If I have two Pythagorean triples $(a_1,b_1,c_1)$ and $(a_2,b_2,c_2)$ and $d$ is any (positive) divisor of both $c_1$ and $c_2$, then I can start with an $a_1-b_1-c_1$ triangle on the left and an $a_2-b_2-c_2$ triangle on the right. I can then scale up the left triangle by $c_2/d$ and scale the right triangle up by $c_1/d$. Now, both triangles have the same hypotenuse.

This means that if the left block has height $c_2 (c_1 - b_1)/d$, the right block has height $c_1(c_2 - b_2)/d$, the distance between the two blocks is $(c_2 a_1 + c_1 a_2)/d$, and the resulting circle has radius $c_1c_2/d$.

Does this cover all of the solutions? Could I possibly have non-integer $a_1$ and $a_2$ such that $(c_2a_1 + c_1a_2)/d$ is still integer?

Well, for the problem to be formulated entirely with integers, we certainly need the hypotenuse of the right triangles to be an integer. Further, to make the blocks integer heights then both of the legs of the right triangles along the vertical radius must also be integer. So, if the triangle on the left had hypotenuse $r$, vertical leg $b$ and horizontal leg $a$, then we know that $a = \sqrt{r^2 - b^2}$ where both $r$ and $b$ are integers.
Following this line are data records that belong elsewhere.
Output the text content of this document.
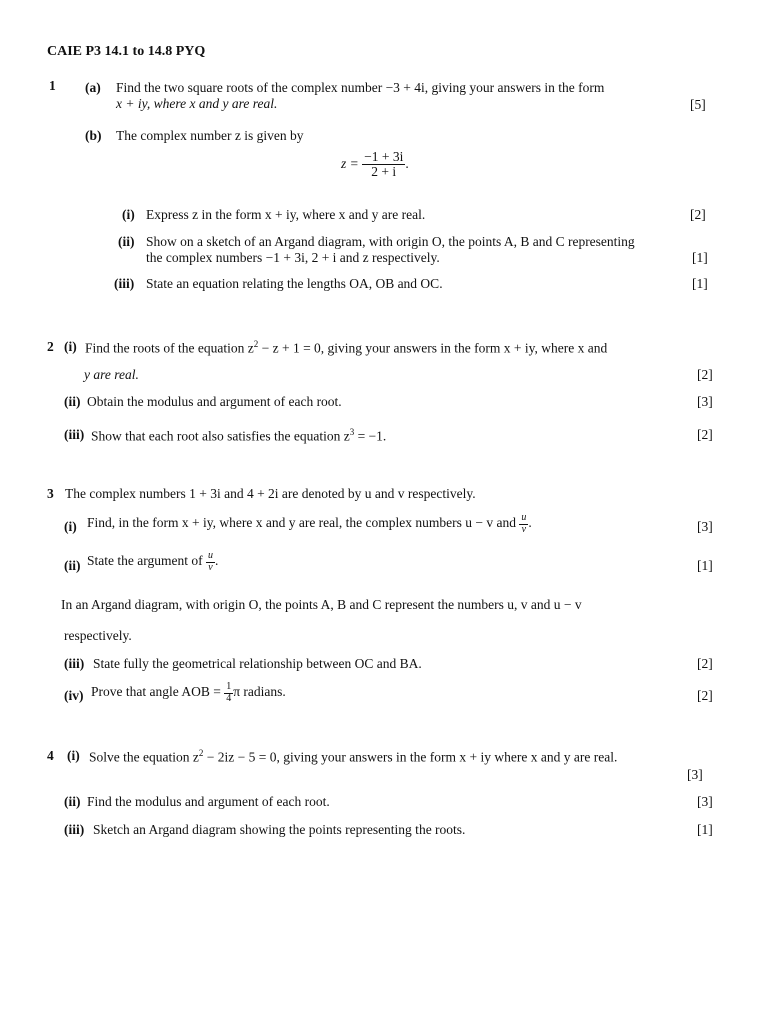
CAIE P3 14.1 to 14.8 PYQ
1 (a) Find the two square roots of the complex number −3 + 4i, giving your answers in the form
x + iy, where x and y are real.	[5]
(b) The complex number z is given by
$z = \frac{-1 + 3i}{2 + i}$ .
(i) Express z in the form x + iy, where x and y are real.	[2]
(ii) Show on a sketch of an Argand diagram, with origin O, the points A, B and C representing
the complex numbers −1 + 3i, 2 + i and z respectively.	[1]
(iii) State an equation relating the lengths OA, OB and OC.	[1]
2 (i) Find the roots of the equation $z^2 - z + 1 = 0$, giving your answers in the form x + iy, where x and
y are real.	[2]
(ii) Obtain the modulus and argument of each root.	[3]
(iii) Show that each root also satisfies the equation $z^3 = -1$.	[2]
3 The complex numbers 1 + 3i and 4 + 2i are denoted by u and v respectively.
(i) Find, in the form x + iy, where x and y are real, the complex numbers u − v and $\frac{u}{v}$ .	[3]
(ii) State the argument of $\frac{u}{v}$ .	[1]
In an Argand diagram, with origin O, the points A, B and C represent the numbers u, v and u − v
respectively.
(iii) State fully the geometrical relationship between OC and BA.	[2]
(iv) Prove that angle AOB = $\frac{1}{4}$ π radians.	[2]
4 (i) Solve the equation $z^2 - 2iz - 5 = 0$, giving your answers in the form x + iy where x and y are real.
[3]
(ii) Find the modulus and argument of each root.	[3]
(iii) Sketch an Argand diagram showing the points representing the roots.	[1]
Thus, $a$ must be the square root of an integer.

It is easy to see that if $a$ were a non-integer rational number, then its square would also be a non-integer rational number. So, either $a$ is integer or it is the irrational square root of an integer.

So, can $a$ be an irrational number? If $a$ were an irrational number, then the horizontal leg of the other triangle would have to be some integer $n$ minus the irrational $a$ for the distance between the two blocks to be an integer. Let’s say the vertical leg of the triangle on the right is $\beta$. Just like $b$ in the first triangle, $\beta$ must be an integer. We also know that $(n-a)^2 = r^2 - \beta^2$. This, in turn, means that $a = (\beta^2 + n^2 + a^2 - r^2) / (2n)$. The right hand side is clearly rational, so $a$ could not have been irrational.

So, there you have it: all of the numbers that make this problem have all integers on the drawing and an integer answer.